The eye cannot say to the hand, “I have no need of you,” nor again the head to the feet, “I have no need of you.” On the contrary, the parts of the body that seem to be weaker are indispensable, and on those parts of the body that we think less honorable we bestow the greater honor, and our unpresentable parts are treated with greater modesty, which our more presentable parts do not require. But God has so composed the body, giving greater honor to the part that lacked it, that there may be no division in the body, but that the members may have the same care for one another. If one member suffers, all suffer together; if one member is honored, all rejoice together.1 Corinthians 12:21-26
Over the last few weeks, we’ve encountered more than a few people who are facing serious disease scenarios in their lives. One of our friends is working through a cancer protocol and another friend mentioned the unexpected diagnosis of another younger man (a non-smoker) facing stage four lung cancer in both lungs. And then yesterday we heard of a nineteen-year-old who died in the shower of a heart attack.
Do these details make you a little uncomfortable? We give little thought to our lungs or heart or any other organ unless there is a problem, right?

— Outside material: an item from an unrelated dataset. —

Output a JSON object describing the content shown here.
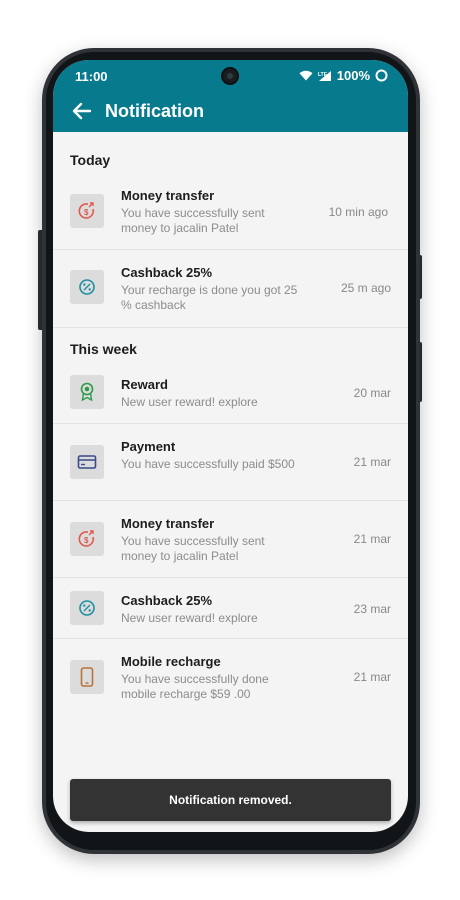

In the last verse above, Paul reminds us of both the negative and the positive aspects of being part of the body of Christ. It is true that when one part of our physical body suffers, the whole body suffers, then how much more true is it when the body of Christ is attacked by disease and dysfunction? In the same way, we should be able to share in the joy of others.
Paul is concerned about the health of the church in Corinth, but it seems that these words are just as relevant today.
Ask yourself a few questions: How do I respond to others who have different gifts or abilities? Am I envious? Do I look down on them? And then these: When have I shared in the suffering of a brother or sister in Christ? Or, how easy is it for me to rejoice in their triumph?